Rzecznik Watykanu: papież nazywa się Franciszek, nie Franciszek I
Papież nazywa się Franciszek, a nie Franciszek I. Franciszek i basta - tak rzecznik Watykanu ksiądz Federico Lombardi rozwiał wszelkie wątpliwości co do imienia nowego biskupa Rzymu.
- Imię to ma ewidentnie wymiar ewangeliczny - dodał rzecznik na konferencji prasowej.
Potwierdził przedstawioną wcześniej przez kardynałów relację, że wracając po konklawe do Domu Świętej Marty na kolację nowy papież powiedział do nich: "Niech Bóg wam przebaczy". Podkreślił, że do watykańskiego hotelu nowy papież wracał z innymi purpuratami mikrobusem i nie skorzystał z podstawionej limuzyny.
"Zapłacił rachunek za nocleg"
Ponadto ks. Lombardi ujawnił, że w czwartek rano Franciszek w domu duchowieństwa w centrum Rzymu, do którego pojechał po swe bagaże, zapłacił rachunek za nocleg.
Papież Franciszek pracowicie spędza pierwszy dzień po wyborze na zwierzchnika Kościoła katolickiego. Sądząc z programu najbliższych dni i tygodni, następca Benedykta XVI odpocznie dopiero po Wielkanocy.
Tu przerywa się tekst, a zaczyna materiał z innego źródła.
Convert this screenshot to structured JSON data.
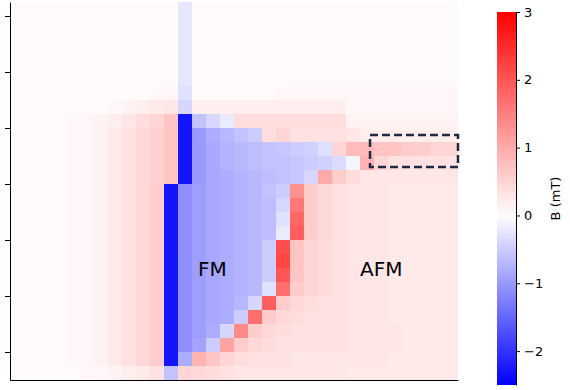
{
  "chart_data": {
    "type": "heatmap",
    "xlim": [
      0,
      8
    ],
    "ylim": [
      -0.5,
      6.25
    ],
    "yticks": [
      0,
      1,
      2,
      3,
      4,
      5,
      6
    ],
    "tick_labels": false,
    "cells": [
      [
        0.05,
        0.05,
        0.05,
        0.05,
        0.05,
        0.05,
        0.05,
        0.05,
        0.05,
        0.05,
        0.05,
        0.05,
        -0.25,
        0.05,
        0.05,
        0.05,
        0.05,
        0.05,
        0.05,
        0.05,
        0.05,
        0.05,
        0.05,
        0.05,
        0.05,
        0.05,
        0.05,
        0.05,
        0.05,
        0.05,
        0.05,
        0.05
      ],
      [
        0.05,
        0.05,
        0.05,
        0.05,
        0.05,
        0.05,
        0.05,
        0.05,
        0.05,
        0.05,
        0.05,
        0.05,
        -0.25,
        0.05,
        0.05,
        0.05,
        0.05,
        0.05,
        0.05,
        0.05,
        0.05,
        0.05,
        0.05,
        0.05,
        0.05,
        0.05,
        0.05,
        0.05,
        0.05,
        0.05,
        0.05,
        0.05
      ],
      [
        0.05,
        0.05,
        0.05,
        0.05,
        0.05,
        0.05,
        0.05,
        0.05,
        0.05,
        0.05,
        0.05,
        0.05,
        -0.25,
        0.05,
        0.05,
        0.05,
        0.05,
        0.05,
        0.05,
        0.05,
        0.05,
        0.05,
        0.05,
        0.05,
        0.05,
        0.05,
        0.05,
        0.05,
        0.05,
        0.05,
        0.05,
        0.05
      ],
      [
        0.05,
        0.05,
        0.05,
        0.05,
        0.05,
        0.05,
        0.05,
        0.05,
        0.05,
        0.05,
        0.05,
        0.05,
        -0.25,
        0.05,
        0.05,
        0.05,
        0.05,
        0.05,
        0.05,
        0.05,
        0.05,
        0.05,
        0.05,
        0.05,
        0.05,
        0.05,
        0.05,
        0.05,
        0.05,
        0.05,
        0.05,
        0.05
      ],
      [
        0.05,
        0.05,
        0.05,
        0.05,
        0.05,
        0.05,
        0.05,
        0.05,
        0.05,
        0.05,
        0.05,
        0.05,
        -0.25,
        0.05,
        0.05,
        0.05,
        0.05,
        0.05,
        0.05,
        0.05,
        0.05,
        0.05,
        0.05,
        0.05,
        0.05,
        0.05,
        0.05,
        0.05,
        0.05,
        0.05,
        0.05,
        0.05
      ],
      [
        0.05,
        0.05,
        0.05,
        0.05,
        0.05,
        0.05,
        0.05,
        0.05,
        0.05,
        0.05,
        0.05,
        0.05,
        -0.25,
        0.05,
        0.05,
        0.05,
        0.05,
        0.05,
        0.05,
        0.05,
        0.05,
        0.05,
        0.05,
        0.05,
        0.05,
        0.05,
        0.05,
        0.05,
        0.05,
        0.05,
        0.05,
        0.05
      ],
      [
        0.05,
        0.05,
        0.05,
        0.05,
        0.05,
        0.05,
        0.05,
        0.05,
        0.05,
        0.05,
        0.1,
        0.1,
        -0.3,
        0.05,
        0.05,
        0.05,
        0.05,
        0.05,
        0.05,
        0.1,
        0.1,
        0.1,
        0.1,
        0.1,
        0.1,
        0.1,
        0.1,
        0.1,
        0.1,
        0.1,
        0.1,
        0.1
      ],
      [
        0.05,
        0.05,
        0.05,
        0.05,
        0.05,
        0.05,
        0.05,
        0.1,
        0.15,
        0.2,
        0.25,
        0.3,
        -0.4,
        0.2,
        0.2,
        0.2,
        0.2,
        0.2,
        0.2,
        0.2,
        0.2,
        0.2,
        0.2,
        0.2,
        0.1,
        0.1,
        0.1,
        0.1,
        0.1,
        0.1,
        0.1,
        0.1
      ],
      [
        0.05,
        0.05,
        0.05,
        0.05,
        0.1,
        0.1,
        0.15,
        0.2,
        0.3,
        0.4,
        0.5,
        0.7,
        -2.3,
        -0.6,
        -0.4,
        -0.2,
        0.4,
        0.4,
        0.4,
        0.4,
        0.4,
        0.4,
        0.4,
        0.4,
        0.15,
        0.15,
        0.15,
        0.15,
        0.15,
        0.15,
        0.15,
        0.15
      ],
      [
        0.05,
        0.05,
        0.05,
        0.05,
        0.1,
        0.1,
        0.15,
        0.25,
        0.35,
        0.45,
        0.55,
        0.7,
        -2.3,
        -1.0,
        -0.8,
        -0.7,
        -0.6,
        -0.5,
        0.4,
        0.5,
        0.35,
        0.35,
        0.35,
        0.35,
        0.3,
        0.2,
        0.2,
        0.2,
        0.2,
        0.2,
        0.2,
        0.2
      ],
      [
        0.05,
        0.05,
        0.05,
        0.05,
        0.1,
        0.1,
        0.15,
        0.25,
        0.35,
        0.45,
        0.55,
        0.7,
        -2.3,
        -1.0,
        -0.85,
        -0.75,
        -0.7,
        -0.65,
        -0.6,
        -0.55,
        -0.5,
        -0.45,
        -0.3,
        0.5,
        0.8,
        0.8,
        0.7,
        0.7,
        0.6,
        0.6,
        0.5,
        0.5
      ],
      [
        0.05,
        0.05,
        0.05,
        0.05,
        0.1,
        0.1,
        0.15,
        0.25,
        0.35,
        0.45,
        0.55,
        0.7,
        -2.3,
        -1.0,
        -0.85,
        -0.75,
        -0.7,
        -0.65,
        -0.6,
        -0.6,
        -0.55,
        -0.5,
        -0.45,
        -0.35,
        -0.1,
        0.9,
        0.5,
        0.35,
        0.35,
        0.35,
        0.35,
        0.35
      ],
      [
        0.05,
        0.05,
        0.05,
        0.05,
        0.1,
        0.1,
        0.15,
        0.25,
        0.35,
        0.45,
        0.55,
        0.7,
        -2.3,
        -1.0,
        -0.85,
        -0.8,
        -0.75,
        -0.7,
        -0.65,
        -0.6,
        -0.55,
        -0.4,
        1.0,
        0.6,
        0.4,
        0.3,
        0.3,
        0.3,
        0.3,
        0.3,
        0.3,
        0.3
      ],
      [
        0.05,
        0.05,
        0.05,
        0.05,
        0.1,
        0.1,
        0.15,
        0.25,
        0.35,
        0.45,
        0.6,
        -2.3,
        -1.1,
        -0.95,
        -0.85,
        -0.8,
        -0.75,
        -0.7,
        -0.6,
        -0.5,
        1.3,
        0.6,
        0.45,
        0.35,
        0.3,
        0.3,
        0.3,
        0.25,
        0.25,
        0.25,
        0.25,
        0.25
      ],
      [
        0.05,
        0.05,
        0.05,
        0.05,
        0.1,
        0.1,
        0.15,
        0.25,
        0.35,
        0.45,
        0.6,
        -2.3,
        -1.1,
        -0.95,
        -0.85,
        -0.8,
        -0.75,
        -0.7,
        -0.65,
        -0.4,
        1.6,
        0.6,
        0.45,
        0.35,
        0.3,
        0.3,
        0.3,
        0.25,
        0.25,
        0.25,
        0.25,
        0.25
      ],
      [
        0.05,
        0.05,
        0.05,
        0.05,
        0.1,
        0.1,
        0.15,
        0.25,
        0.35,
        0.45,
        0.6,
        -2.3,
        -1.1,
        -0.95,
        -0.85,
        -0.8,
        -0.75,
        -0.7,
        -0.65,
        -0.3,
        1.8,
        0.6,
        0.45,
        0.35,
        0.3,
        0.3,
        0.3,
        0.25,
        0.25,
        0.25,
        0.25,
        0.25
      ],
      [
        0.05,
        0.05,
        0.05,
        0.05,
        0.1,
        0.1,
        0.15,
        0.25,
        0.35,
        0.45,
        0.6,
        -2.3,
        -1.1,
        -0.95,
        -0.85,
        -0.8,
        -0.75,
        -0.7,
        -0.65,
        -0.2,
        1.9,
        0.6,
        0.45,
        0.35,
        0.3,
        0.3,
        0.3,
        0.25,
        0.25,
        0.25,
        0.25,
        0.25
      ],
      [
        0.05,
        0.05,
        0.05,
        0.05,
        0.1,
        0.1,
        0.15,
        0.25,
        0.35,
        0.45,
        0.6,
        -2.3,
        -1.1,
        -0.95,
        -0.85,
        -0.8,
        -0.75,
        -0.7,
        -0.5,
        2.1,
        0.7,
        0.5,
        0.4,
        0.35,
        0.3,
        0.3,
        0.3,
        0.25,
        0.25,
        0.25,
        0.25,
        0.25
      ],
      [
        0.05,
        0.05,
        0.05,
        0.05,
        0.1,
        0.1,
        0.15,
        0.25,
        0.35,
        0.45,
        0.6,
        -2.3,
        -1.1,
        -0.95,
        -0.85,
        -0.8,
        -0.75,
        -0.7,
        -0.5,
        2.2,
        0.7,
        0.5,
        0.4,
        0.35,
        0.3,
        0.3,
        0.3,
        0.25,
        0.25,
        0.25,
        0.25,
        0.25
      ],
      [
        0.05,
        0.05,
        0.05,
        0.05,
        0.1,
        0.1,
        0.15,
        0.25,
        0.35,
        0.45,
        0.6,
        -2.3,
        -1.1,
        -0.95,
        -0.85,
        -0.8,
        -0.75,
        -0.7,
        -0.5,
        2.0,
        0.7,
        0.5,
        0.4,
        0.35,
        0.3,
        0.3,
        0.3,
        0.25,
        0.25,
        0.25,
        0.25,
        0.25
      ],
      [
        0.05,
        0.05,
        0.05,
        0.05,
        0.1,
        0.1,
        0.15,
        0.25,
        0.35,
        0.45,
        0.6,
        -2.3,
        -1.1,
        -0.95,
        -0.85,
        -0.8,
        -0.75,
        -0.7,
        -0.3,
        1.7,
        0.6,
        0.5,
        0.4,
        0.35,
        0.3,
        0.3,
        0.3,
        0.25,
        0.25,
        0.25,
        0.25,
        0.25
      ],
      [
        0.05,
        0.05,
        0.05,
        0.05,
        0.1,
        0.1,
        0.15,
        0.25,
        0.35,
        0.45,
        0.6,
        -2.3,
        -1.1,
        -0.95,
        -0.85,
        -0.8,
        -0.7,
        -0.4,
        1.9,
        0.6,
        0.45,
        0.4,
        0.35,
        0.35,
        0.3,
        0.3,
        0.3,
        0.25,
        0.25,
        0.25,
        0.25,
        0.25
      ],
      [
        0.05,
        0.05,
        0.05,
        0.05,
        0.1,
        0.1,
        0.15,
        0.25,
        0.35,
        0.45,
        0.6,
        -2.3,
        -1.1,
        -0.95,
        -0.85,
        -0.8,
        -0.5,
        1.7,
        0.6,
        0.45,
        0.4,
        0.35,
        0.35,
        0.35,
        0.3,
        0.3,
        0.3,
        0.25,
        0.25,
        0.25,
        0.25,
        0.25
      ],
      [
        0.05,
        0.05,
        0.05,
        0.05,
        0.1,
        0.1,
        0.15,
        0.25,
        0.35,
        0.45,
        0.6,
        -2.3,
        -1.1,
        -0.95,
        -0.8,
        -0.4,
        1.4,
        0.6,
        0.45,
        0.4,
        0.35,
        0.35,
        0.35,
        0.35,
        0.3,
        0.3,
        0.3,
        0.3,
        0.25,
        0.25,
        0.25,
        0.25
      ],
      [
        0.05,
        0.05,
        0.05,
        0.05,
        0.1,
        0.1,
        0.15,
        0.25,
        0.35,
        0.45,
        0.6,
        -2.3,
        -1.1,
        -0.9,
        -0.5,
        1.1,
        0.6,
        0.45,
        0.4,
        0.35,
        0.35,
        0.35,
        0.35,
        0.35,
        0.3,
        0.3,
        0.3,
        0.3,
        0.25,
        0.25,
        0.25,
        0.25
      ],
      [
        0.05,
        0.05,
        0.05,
        0.05,
        0.1,
        0.1,
        0.15,
        0.25,
        0.35,
        0.45,
        0.6,
        -2.3,
        -0.8,
        0.9,
        0.7,
        0.5,
        0.4,
        0.35,
        0.35,
        0.35,
        0.3,
        0.3,
        0.3,
        0.3,
        0.3,
        0.3,
        0.3,
        0.25,
        0.25,
        0.25,
        0.25,
        0.25
      ],
      [
        0.05,
        0.05,
        0.05,
        0.05,
        0.05,
        0.1,
        0.1,
        0.15,
        0.2,
        0.25,
        0.35,
        -0.6,
        0.5,
        0.45,
        0.4,
        0.35,
        0.3,
        0.3,
        0.3,
        0.3,
        0.3,
        0.3,
        0.3,
        0.3,
        0.25,
        0.25,
        0.25,
        0.25,
        0.25,
        0.25,
        0.25,
        0.25
      ]
    ],
    "colorbar": {
      "label": "B (mT)",
      "range": [
        -2.5,
        3
      ],
      "ticks": [
        {
          "value": -2,
          "label": "−2"
        },
        {
          "value": -1,
          "label": "−1"
        },
        0,
        1,
        2,
        3
      ]
    },
    "annotations": [
      "FM",
      "AFM"
    ]
  }
}
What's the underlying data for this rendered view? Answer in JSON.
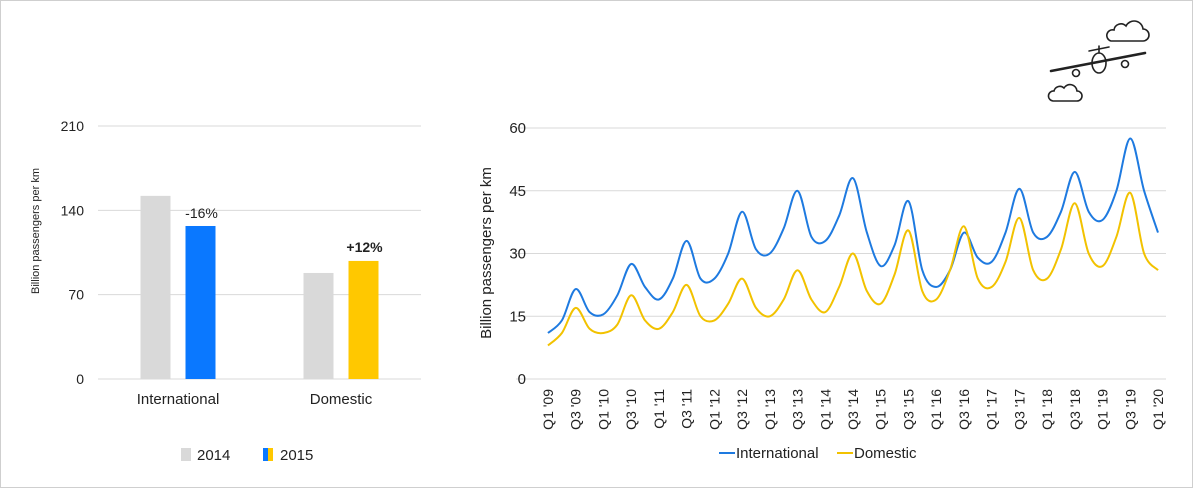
{
  "colors": {
    "bar_2014": "#d9d9d9",
    "bar_international_2015": "#0a78ff",
    "bar_domestic_2015": "#ffc800",
    "line_international": "#1e7ae0",
    "line_domestic": "#f2c200",
    "grid": "#d9d9d9"
  },
  "icons": {
    "decor": "airplane-with-clouds-icon"
  },
  "chart_data": [
    {
      "type": "bar",
      "categories": [
        "International",
        "Domestic"
      ],
      "series": [
        {
          "name": "2014",
          "values": [
            152,
            88
          ]
        },
        {
          "name": "2015",
          "values": [
            127,
            98
          ]
        }
      ],
      "annotations": [
        "-16%",
        "+12%"
      ],
      "ylabel": "Billion passengers per km",
      "yticks": [
        "0",
        "70",
        "140",
        "210"
      ],
      "ylim": [
        0,
        210
      ],
      "legend": [
        "2014",
        "2015"
      ],
      "legend_position": "bottom",
      "grid": true
    },
    {
      "type": "line",
      "ylabel": "Billion passengers per km",
      "yticks": [
        "0",
        "15",
        "30",
        "45",
        "60"
      ],
      "ylim": [
        0,
        65
      ],
      "x_tick_labels": [
        "Q1 '09",
        "Q3 '09",
        "Q1 '10",
        "Q3 '10",
        "Q1 '11",
        "Q3 '11",
        "Q1 '12",
        "Q3 '12",
        "Q1 '13",
        "Q3 '13",
        "Q1 '14",
        "Q3 '14",
        "Q1 '15",
        "Q3 '15",
        "Q1 '16",
        "Q3 '16",
        "Q1 '17",
        "Q3 '17",
        "Q1 '18",
        "Q3 '18",
        "Q1 '19",
        "Q3 '19",
        "Q1 '20"
      ],
      "legend_position": "bottom",
      "grid": true,
      "series": [
        {
          "name": "International",
          "values": [
            11,
            14,
            21.5,
            16,
            15.5,
            20,
            27.5,
            22,
            19,
            24,
            33,
            24,
            24,
            30,
            40,
            31,
            30,
            36,
            45,
            34,
            33,
            39,
            48,
            35,
            27,
            32,
            42.5,
            26,
            22,
            26,
            35,
            29,
            28,
            35,
            45.5,
            35,
            34,
            40,
            49.5,
            40,
            38,
            45,
            57.5,
            45,
            35
          ]
        },
        {
          "name": "Domestic",
          "values": [
            8,
            11,
            17,
            12,
            11,
            13,
            20,
            14,
            12,
            16,
            22.5,
            15,
            14,
            18,
            24,
            17,
            15,
            19,
            26,
            19,
            16,
            22,
            30,
            21,
            18,
            25,
            35.5,
            21,
            19,
            26,
            36.5,
            24,
            22,
            28,
            38.5,
            26,
            24,
            31,
            42,
            30,
            27,
            34,
            44.5,
            30,
            26
          ]
        }
      ]
    }
  ]
}
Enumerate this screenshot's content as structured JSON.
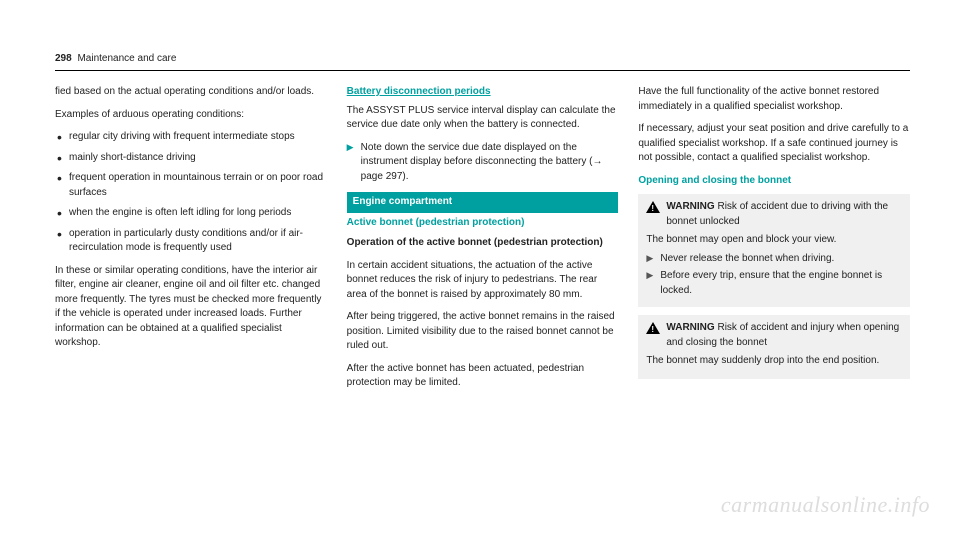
{
  "header": {
    "page_number": "298",
    "title": "Maintenance and care"
  },
  "col1": {
    "intro": "fied based on the actual operating conditions and/or loads.",
    "examples_label": "Examples of arduous operating conditions:",
    "bullets": [
      "regular city driving with frequent intermediate stops",
      "mainly short-distance driving",
      "frequent operation in mountainous terrain or on poor road surfaces",
      "when the engine is often left idling for long periods",
      "operation in particularly dusty conditions and/or if air-recirculation mode is frequently used"
    ],
    "closing": "In these or similar operating conditions, have the interior air filter, engine air cleaner, engine oil and oil filter etc. changed more frequently. The tyres must be checked more frequently if the vehicle is operated under increased loads. Further information can be obtained at a qualified specialist workshop."
  },
  "col2": {
    "battery_heading": "Battery disconnection periods",
    "battery_text": "The ASSYST PLUS service interval display can calculate the service due date only when the battery is connected.",
    "battery_instruction": "Note down the service due date displayed on the instrument display before disconnecting the battery (→ page 297).",
    "engine_banner": "Engine compartment",
    "active_bonnet_sub": "Active bonnet (pedestrian protection)",
    "operation_heading": "Operation of the active bonnet (pedestrian protection)",
    "operation_p1": "In certain accident situations, the actuation of the active bonnet reduces the risk of injury to pedestrians. The rear area of the bonnet is raised by approximately 80 mm.",
    "operation_p2": "After being triggered, the active bonnet remains in the raised position. Limited visibility due to the raised bonnet cannot be ruled out.",
    "operation_p3": "After the active bonnet has been actuated, pedestrian protection may be limited."
  },
  "col3": {
    "intro_p1": "Have the full functionality of the active bonnet restored immediately in a qualified specialist workshop.",
    "intro_p2": "If necessary, adjust your seat position and drive carefully to a qualified specialist workshop. If a safe continued journey is not possible, contact a qualified specialist workshop.",
    "opening_heading": "Opening and closing the bonnet",
    "warning_label": "WARNING",
    "warn1_title": "Risk of accident due to driving with the bonnet unlocked",
    "warn1_body": "The bonnet may open and block your view.",
    "warn1_instr1": "Never release the bonnet when driving.",
    "warn1_instr2": "Before every trip, ensure that the engine bonnet is locked.",
    "warn2_title": "Risk of accident and injury when opening and closing the bonnet",
    "warn2_body": "The bonnet may suddenly drop into the end position."
  },
  "watermark": "carmanualsonline.info"
}
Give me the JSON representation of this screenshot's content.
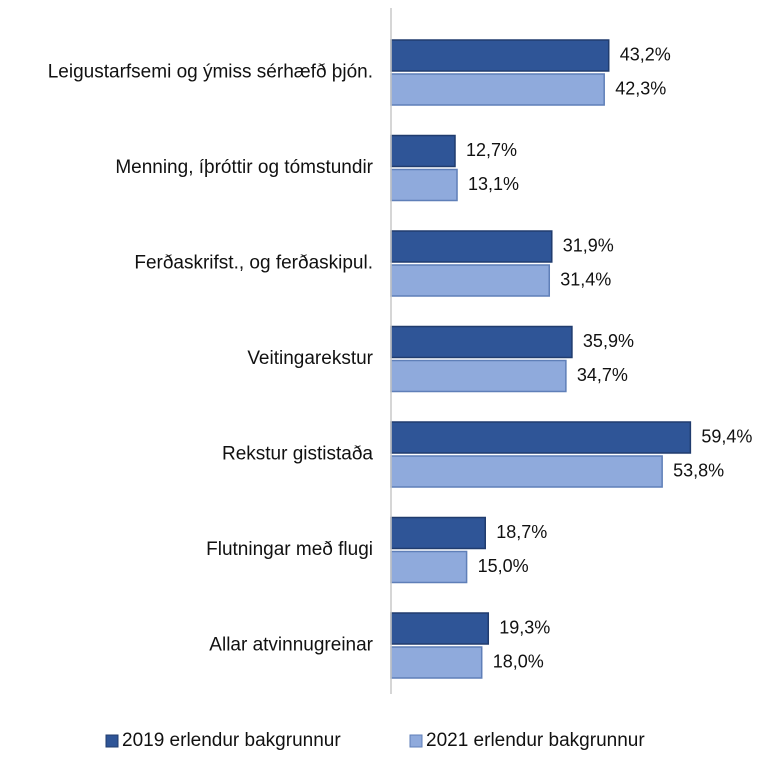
{
  "chart_data": {
    "type": "bar",
    "orientation": "horizontal",
    "title": "",
    "xlabel": "",
    "ylabel": "",
    "xlim": [
      0,
      70
    ],
    "grid": false,
    "legend_position": "bottom",
    "categories": [
      "Leigustarfsemi og ýmiss sérhæfð þjón.",
      "Menning, íþróttir og tómstundir",
      "Ferðaskrifst., og ferðaskipul.",
      "Veitingarekstur",
      "Rekstur gististaða",
      "Flutningar með flugi",
      "Allar atvinnugreinar"
    ],
    "series": [
      {
        "name": "2019 erlendur bakgrunnur",
        "color": "#2f5597",
        "stroke": "#203c6e",
        "values": [
          43.2,
          12.7,
          31.9,
          35.9,
          59.4,
          18.7,
          19.3
        ],
        "labels": [
          "43,2%",
          "12,7%",
          "31,9%",
          "35,9%",
          "59,4%",
          "18,7%",
          "19,3%"
        ]
      },
      {
        "name": "2021 erlendur bakgrunnur",
        "color": "#8faadc",
        "stroke": "#5f7fb8",
        "values": [
          42.3,
          13.1,
          31.4,
          34.7,
          53.8,
          15.0,
          18.0
        ],
        "labels": [
          "42,3%",
          "13,1%",
          "31,4%",
          "34,7%",
          "53,8%",
          "15,0%",
          "18,0%"
        ]
      }
    ]
  }
}
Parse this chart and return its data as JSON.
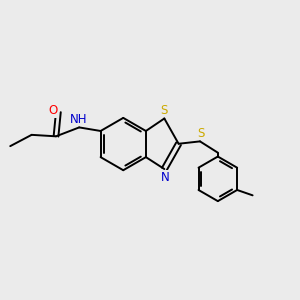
{
  "background_color": "#ebebeb",
  "bond_color": "#000000",
  "figsize": [
    3.0,
    3.0
  ],
  "dpi": 100,
  "atom_colors": {
    "N": "#0000cc",
    "O": "#ff0000",
    "S": "#ccaa00",
    "C": "#000000",
    "H": "#0000cc"
  },
  "bond_lw": 1.4,
  "font_size": 8.5
}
Dziś rano papież złożył wizytę w bazylice Matki Bożej Większej i modlił się przed obrazem patronki Rzymu “Salus populi romani”. O godz. 17 Franciszek odprawi w Kaplicy Sykstyńskiej pierwszą mszę z udziałem kardynałów elektorów, a w piątek spotka się z całym kolegium kardynalskim. W sobotę odbędzie się audiencja dla pracowników mediów.
W niedzielę, po dwutygodniowej przerwie na czas sede vacante - powróci południowe spotkanie na Anioł Pański. We wtorek 19 marca, uroczystość św. Józefa patrona Kościoła powszechnego, inauguracja pontyfikatu papieża Argentyńczyka.
Wybór przez niego imienia powitali z nieopisaną radością franciszkanie z Asyżu. Mają oni nadzieję, że celem jednej z pierwszych podróży nowego papieża we Włoszech będzie właśnie miasto Biedaczyny.